Court Opinion

ID: 6754492
Source: CourtListenerOpinion
Date Created: 2022-07-21 00:25:51.498076+00
Date Added: 2024-06-11T16:02:23.129744
License: Public Domain

Leach, J.,
dissenting. I do not agree that the answers given by the jury to the special interrogatories require or permit the conclusion as a matter of law that plaintiff’s *14injury was “received in the course of, and arising out of, the injured employee’s employment” within the purview of R. C. 4123.01(C).
Absent some compulsion or direction to attend the company picnic, either express or implied, I cannot construe the voluntary attendance by an employee at a picnic at the employer’s home, during off-duty hours and where no company business is involved, as being within the ambit of “the contract of hire, express or implied, oral or written.” R. C. 4123.01(A) (1).
Counsel for plaintiff concede that if proof of compulsion or direction to attend be essential, the evidence as to such issue was in dispute. None of the interrogatories determine this factual issue. By the holding herein, the majority accepts the premise that a factual determination as to this issue is not essential to the question of eompensibility herein. I do not agree.

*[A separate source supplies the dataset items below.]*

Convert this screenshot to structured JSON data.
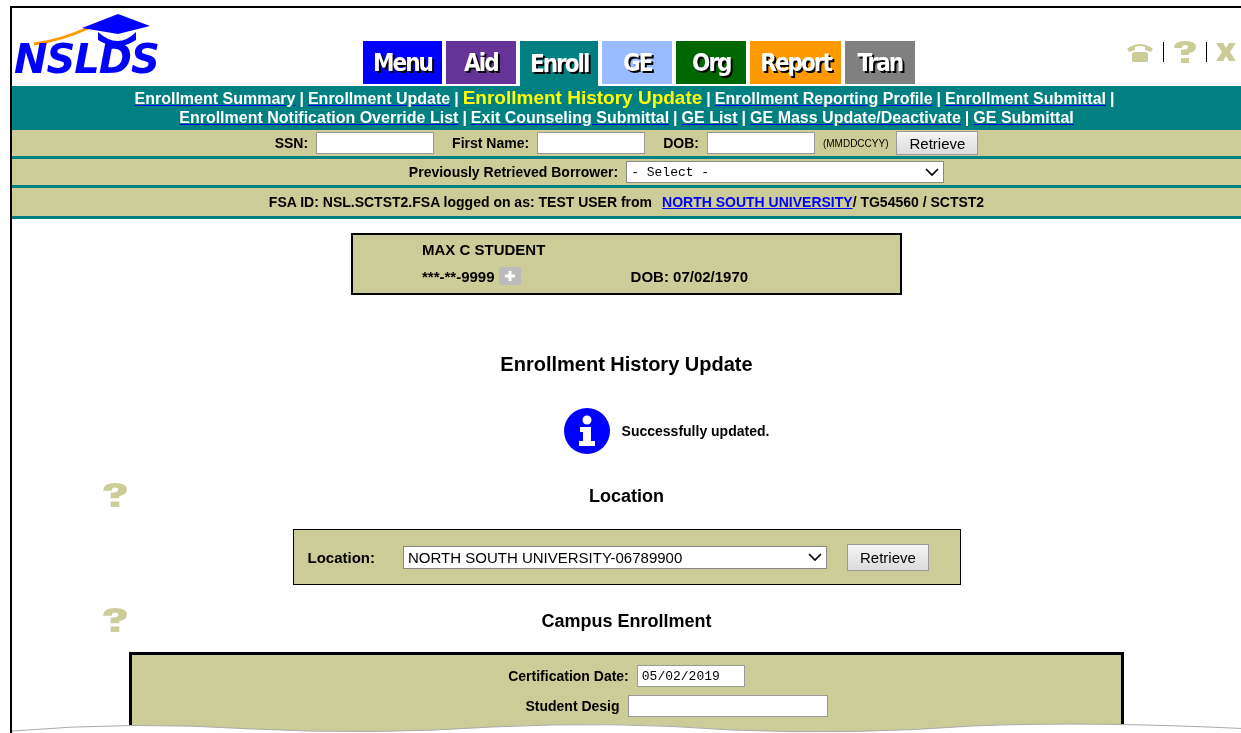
{
  "logo": {
    "text": "NSLDS"
  },
  "tabs": [
    {
      "label": "Menu",
      "color": "#0000ff",
      "selected": false
    },
    {
      "label": "Aid",
      "color": "#663399",
      "selected": false
    },
    {
      "label": "Enroll",
      "color": "#008080",
      "selected": true
    },
    {
      "label": "GE",
      "color": "#99bbff",
      "selected": false
    },
    {
      "label": "Org",
      "color": "#006600",
      "selected": false
    },
    {
      "label": "Report",
      "color": "#ff9900",
      "selected": false
    },
    {
      "label": "Tran",
      "color": "#808080",
      "selected": false
    }
  ],
  "nav_separator": "|",
  "nav_lines": [
    [
      {
        "label": "Enrollment Summary",
        "selected": false
      },
      {
        "label": "Enrollment Update",
        "selected": false
      },
      {
        "label": "Enrollment History Update",
        "selected": true
      },
      {
        "label": "Enrollment Reporting Profile",
        "selected": false
      },
      {
        "label": "Enrollment Submittal",
        "selected": false
      }
    ],
    [
      {
        "label": "Enrollment Notification Override List",
        "selected": false
      },
      {
        "label": "Exit Counseling Submittal",
        "selected": false
      },
      {
        "label": "GE List",
        "selected": false
      },
      {
        "label": "GE Mass Update/Deactivate",
        "selected": false
      },
      {
        "label": "GE Submittal",
        "selected": false
      }
    ]
  ],
  "search": {
    "ssn_label": "SSN:",
    "first_name_label": "First Name:",
    "dob_label": "DOB:",
    "dob_hint": "(MMDDCCYY)",
    "button": "Retrieve"
  },
  "previous": {
    "label": "Previously Retrieved Borrower:",
    "value": "- Select -"
  },
  "login": {
    "prefix": "FSA ID: NSL.SCTST2.FSA logged on as: TEST USER from",
    "school": "NORTH SOUTH UNIVERSITY ",
    "suffix": "/ TG54560 / SCTST2"
  },
  "student": {
    "name": "MAX C STUDENT",
    "ssn": "***-**-9999",
    "dob": "DOB: 07/02/1970"
  },
  "page_title": "Enrollment History Update",
  "message": "Successfully updated.",
  "location_section": {
    "title": "Location",
    "label": "Location:",
    "value": "NORTH SOUTH UNIVERSITY-06789900",
    "button": "Retrieve"
  },
  "campus_section": {
    "title": "Campus Enrollment",
    "fields": [
      {
        "label": "Certification Date:",
        "value": "05/02/2019"
      },
      {
        "label": "Student Desig"
      }
    ]
  }
}
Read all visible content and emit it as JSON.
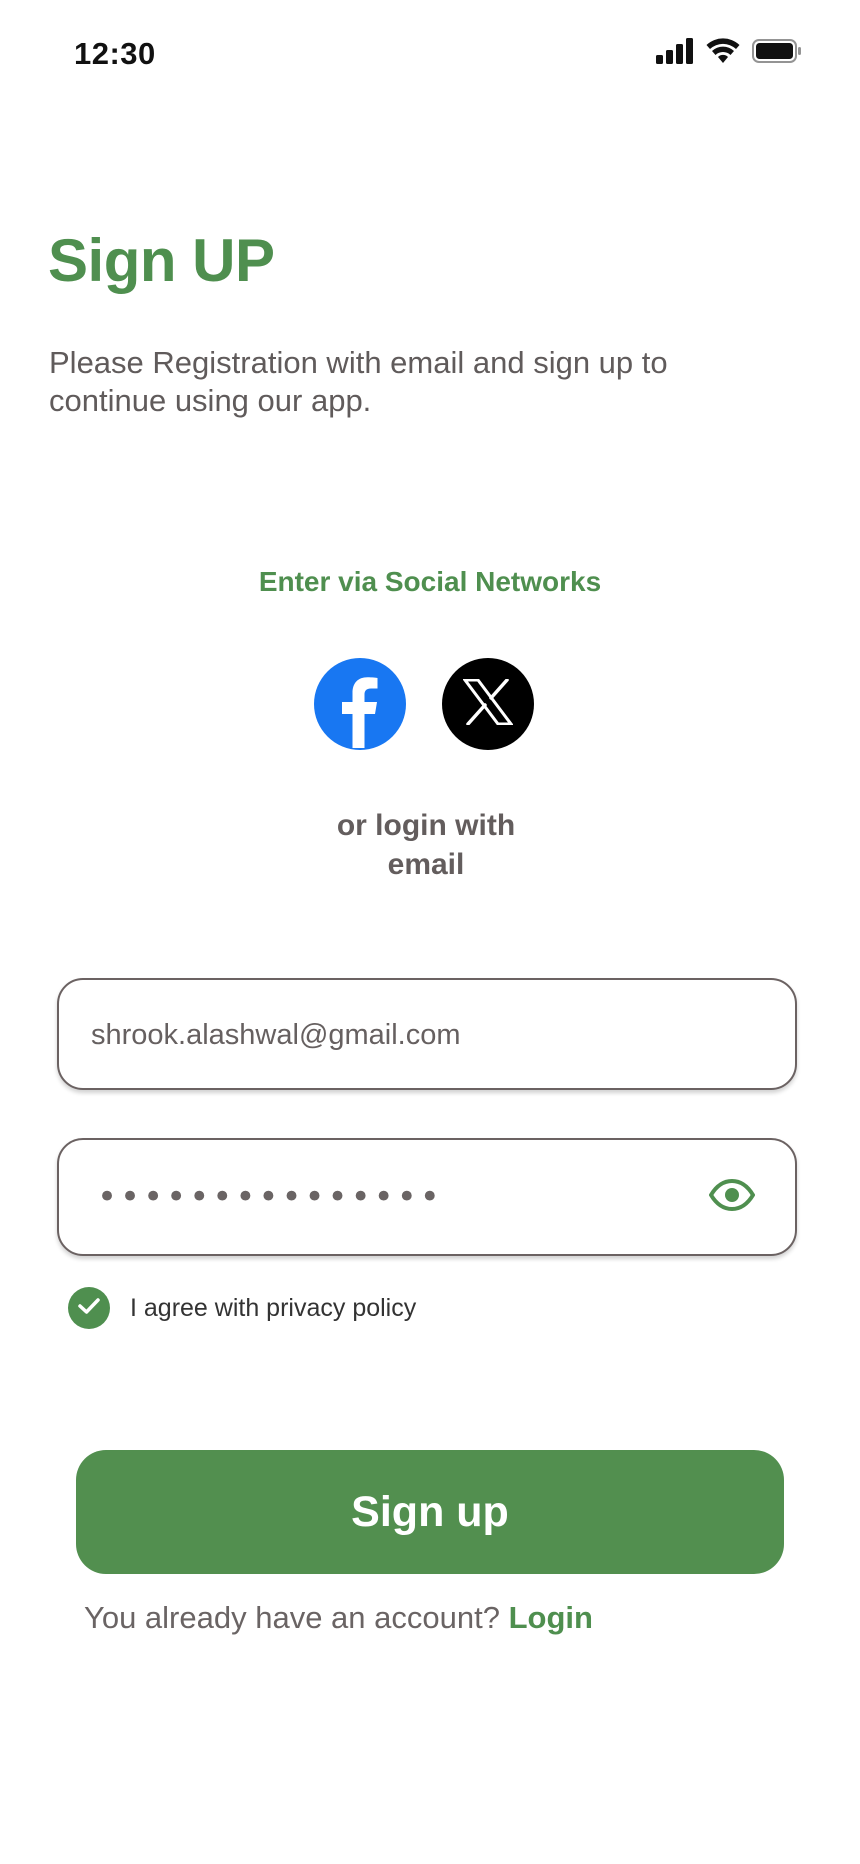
{
  "status_bar": {
    "time": "12:30",
    "icons": [
      "cellular-signal-icon",
      "wifi-icon",
      "battery-icon"
    ]
  },
  "header": {
    "title": "Sign UP",
    "subtitle": "Please Registration with email and sign up to continue using our app."
  },
  "social": {
    "heading": "Enter via Social Networks",
    "buttons": [
      "facebook-icon",
      "x-twitter-icon"
    ],
    "or_line1": "or login with",
    "or_line2": "email"
  },
  "form": {
    "email_value": "shrook.alashwal@gmail.com",
    "password_masked": "•••••••••••••••",
    "agree_label": "I agree with privacy policy",
    "agree_checked": true
  },
  "actions": {
    "signup_label": "Sign up",
    "account_prompt": "You already have an account?",
    "login_label": "Login"
  },
  "colors": {
    "accent": "#4f8f4f",
    "facebook": "#1877f2",
    "x": "#000000",
    "text_muted": "#605b5b"
  }
}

In addition to the special instruction refused by the trial court and referred to in the majority opinion, that court also refused another special instruction which included the additional requirement as a condition for eompensibility that “the plaintiff was directed by the employer to attend the picnic.” In my opinion, the refusal to give such instruction was prejudicial error, not warranting final judgment for the plaintiff but only a remand for a new trial.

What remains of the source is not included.